TAIPEI (Suaramuslim.net) – Bagi warga Hong Kong, Yung Xiu Kwan, proposal mengenai undang-undang ekstradisi yang memungkinkan orang-orang di bekas koloni Inggris itu dikirim ke Tiongkok Daratan untuk diadili, adalah situasi yang tak mungkin dapat diterima.
Yung (67 tahun) berangkat dan meninggalkan kota yang diperintah Tiongkok itu untuk memulai hidup baru di Taiwan yang demokratis. Dia sudah muak dengan apa yang dilihatnya sebagai cengkeraman Tiongkok atas kota itu. Menurutnya, hal itu sudah mengarah pada pengikisan kebebasan sipil.
“Tanpa kebebasan dan demokrasi, seperti di dalam penjara, seperti hidup di kamp konsentrasi, tanpa kebebasan, saya lebih baik mati. Taiwan bisa menawarkan itu sebab Taiwan menyelenggarakan pemilihan demokratis dan memiliki konstitusi yang menjamin demokrasi,” ujar Yung, sementara ia mengibarkan bendera Taiwan sewaktu ikut aksi unjuk rasa di Hong Kong pada Ahad.
Hong Kong sudah diperintah berdasarkan formula “satu negara, dua sistem” sejak dikembalikan oleh Inggris ke Tiongkok tahun 1997. Status tersebut memungkinkan Hong Kong menjalankan kebebasan, termasuk pengadilan yang independen. Pengadilan-pengadilan di Tiongkok Daratan dikendalikan oleh Partai Komunis.
Yung bergabung dengan ribuan orang yang pindah ke Taiwan dalam beberapa tahun belakangan atas kekhawatiran sistem satu negara-dua sistem akan dikikis oleh Tiongkok. Tiongkok berharap suatu hari dapat menerapkan sistem tersebut di Taiwan.
Tiongkok tak pernah berhenti menyatakan akan menggunakan kekuatan untuk mengambil alih Taiwan, tetangganya yang memiliki pemerintahan sendiri dan dipandang sebagai provinsi yang memisahkan diri. Pemimpin Hong Kong Carrie Lam membekukan RUU Ekstradisi tanpa batas waktu.
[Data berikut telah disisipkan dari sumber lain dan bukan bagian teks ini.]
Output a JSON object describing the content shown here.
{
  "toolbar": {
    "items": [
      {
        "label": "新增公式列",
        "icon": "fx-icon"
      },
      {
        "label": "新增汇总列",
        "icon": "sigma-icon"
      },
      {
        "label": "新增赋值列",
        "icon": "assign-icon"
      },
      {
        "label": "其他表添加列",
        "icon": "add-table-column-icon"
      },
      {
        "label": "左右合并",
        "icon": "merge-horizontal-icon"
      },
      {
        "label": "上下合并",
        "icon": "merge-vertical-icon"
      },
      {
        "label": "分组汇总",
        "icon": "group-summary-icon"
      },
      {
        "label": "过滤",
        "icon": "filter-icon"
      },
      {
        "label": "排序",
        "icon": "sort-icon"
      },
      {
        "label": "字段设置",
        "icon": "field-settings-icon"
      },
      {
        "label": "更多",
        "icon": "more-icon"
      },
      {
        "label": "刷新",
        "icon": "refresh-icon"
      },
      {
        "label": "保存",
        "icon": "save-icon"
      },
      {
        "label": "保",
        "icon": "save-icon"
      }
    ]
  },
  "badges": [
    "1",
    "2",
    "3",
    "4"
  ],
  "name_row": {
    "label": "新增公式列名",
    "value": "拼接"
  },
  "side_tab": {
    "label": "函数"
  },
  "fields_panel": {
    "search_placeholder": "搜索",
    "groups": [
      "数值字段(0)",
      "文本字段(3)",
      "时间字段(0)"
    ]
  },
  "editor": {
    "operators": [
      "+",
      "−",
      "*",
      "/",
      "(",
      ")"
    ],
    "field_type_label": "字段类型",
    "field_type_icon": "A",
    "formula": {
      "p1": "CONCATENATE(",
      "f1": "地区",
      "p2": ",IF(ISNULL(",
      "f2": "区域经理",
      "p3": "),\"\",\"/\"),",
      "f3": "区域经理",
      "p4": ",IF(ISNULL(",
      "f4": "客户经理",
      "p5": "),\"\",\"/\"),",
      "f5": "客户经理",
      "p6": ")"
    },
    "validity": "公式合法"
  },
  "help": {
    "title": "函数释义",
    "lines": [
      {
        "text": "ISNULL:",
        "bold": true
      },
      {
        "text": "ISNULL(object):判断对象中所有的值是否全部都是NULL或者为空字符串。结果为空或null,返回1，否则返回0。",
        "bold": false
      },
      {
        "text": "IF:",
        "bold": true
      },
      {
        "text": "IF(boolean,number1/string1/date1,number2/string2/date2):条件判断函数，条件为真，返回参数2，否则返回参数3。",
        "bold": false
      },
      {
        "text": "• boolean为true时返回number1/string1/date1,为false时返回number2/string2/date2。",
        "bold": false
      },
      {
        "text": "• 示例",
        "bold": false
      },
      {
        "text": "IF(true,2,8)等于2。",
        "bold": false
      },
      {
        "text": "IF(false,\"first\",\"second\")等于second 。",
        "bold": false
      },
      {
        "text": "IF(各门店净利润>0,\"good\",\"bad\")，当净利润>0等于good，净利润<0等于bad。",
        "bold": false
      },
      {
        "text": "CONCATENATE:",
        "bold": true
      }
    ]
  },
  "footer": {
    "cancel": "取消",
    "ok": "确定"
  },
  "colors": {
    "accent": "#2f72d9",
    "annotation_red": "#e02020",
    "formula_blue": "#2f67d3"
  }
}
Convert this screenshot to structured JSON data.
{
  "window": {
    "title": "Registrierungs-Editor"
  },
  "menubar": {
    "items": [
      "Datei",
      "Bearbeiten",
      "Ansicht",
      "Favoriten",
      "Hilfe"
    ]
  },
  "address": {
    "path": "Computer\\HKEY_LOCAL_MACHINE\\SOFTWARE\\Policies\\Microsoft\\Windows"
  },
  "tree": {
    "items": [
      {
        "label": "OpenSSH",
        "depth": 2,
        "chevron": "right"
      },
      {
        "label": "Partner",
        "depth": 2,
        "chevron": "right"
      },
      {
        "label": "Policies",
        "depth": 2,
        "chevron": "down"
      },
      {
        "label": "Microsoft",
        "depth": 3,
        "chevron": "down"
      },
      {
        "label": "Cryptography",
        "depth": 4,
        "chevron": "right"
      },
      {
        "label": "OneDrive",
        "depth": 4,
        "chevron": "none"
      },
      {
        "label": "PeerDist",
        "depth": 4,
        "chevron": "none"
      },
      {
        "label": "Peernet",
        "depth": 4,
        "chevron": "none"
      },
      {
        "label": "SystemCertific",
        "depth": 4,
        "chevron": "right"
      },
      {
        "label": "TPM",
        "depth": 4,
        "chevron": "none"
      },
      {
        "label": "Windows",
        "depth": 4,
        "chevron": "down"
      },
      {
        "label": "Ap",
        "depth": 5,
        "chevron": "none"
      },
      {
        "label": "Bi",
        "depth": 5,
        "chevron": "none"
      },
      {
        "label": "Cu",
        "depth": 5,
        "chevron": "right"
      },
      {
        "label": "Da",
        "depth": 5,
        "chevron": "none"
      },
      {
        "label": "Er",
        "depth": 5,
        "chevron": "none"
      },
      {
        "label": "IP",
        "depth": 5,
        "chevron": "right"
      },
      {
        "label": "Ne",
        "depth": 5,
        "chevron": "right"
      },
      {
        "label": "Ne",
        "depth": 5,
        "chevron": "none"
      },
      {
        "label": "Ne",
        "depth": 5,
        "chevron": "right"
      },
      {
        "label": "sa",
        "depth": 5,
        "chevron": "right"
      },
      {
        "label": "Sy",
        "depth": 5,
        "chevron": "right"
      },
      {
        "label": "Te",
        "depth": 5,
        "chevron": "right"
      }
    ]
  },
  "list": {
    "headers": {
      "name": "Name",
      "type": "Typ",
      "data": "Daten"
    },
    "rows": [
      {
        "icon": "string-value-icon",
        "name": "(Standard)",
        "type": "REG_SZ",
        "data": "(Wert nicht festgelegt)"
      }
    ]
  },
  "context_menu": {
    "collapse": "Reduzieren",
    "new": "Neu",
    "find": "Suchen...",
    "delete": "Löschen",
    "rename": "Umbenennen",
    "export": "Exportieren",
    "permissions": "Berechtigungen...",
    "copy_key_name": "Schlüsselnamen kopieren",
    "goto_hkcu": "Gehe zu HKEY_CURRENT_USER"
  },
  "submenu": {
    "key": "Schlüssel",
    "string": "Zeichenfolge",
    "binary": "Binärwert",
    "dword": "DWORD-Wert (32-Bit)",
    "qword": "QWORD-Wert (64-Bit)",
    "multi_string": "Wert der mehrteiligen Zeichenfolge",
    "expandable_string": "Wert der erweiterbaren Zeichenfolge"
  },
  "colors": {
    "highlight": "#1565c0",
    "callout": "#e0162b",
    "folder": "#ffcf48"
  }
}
Para penyelenggara protes mengatakan sekitar dua juta orang pada Ahad (16/6) masih turun ke jalan-jalan untuk menyerukan penarikan penuh dan menuntut Lam mundur. Beberapa taipan Hong Kong mulai memindahkan kekayaan pribadi mereka ke luar negeri di tengah-tengah kekhawatiran terkait legislasi itu.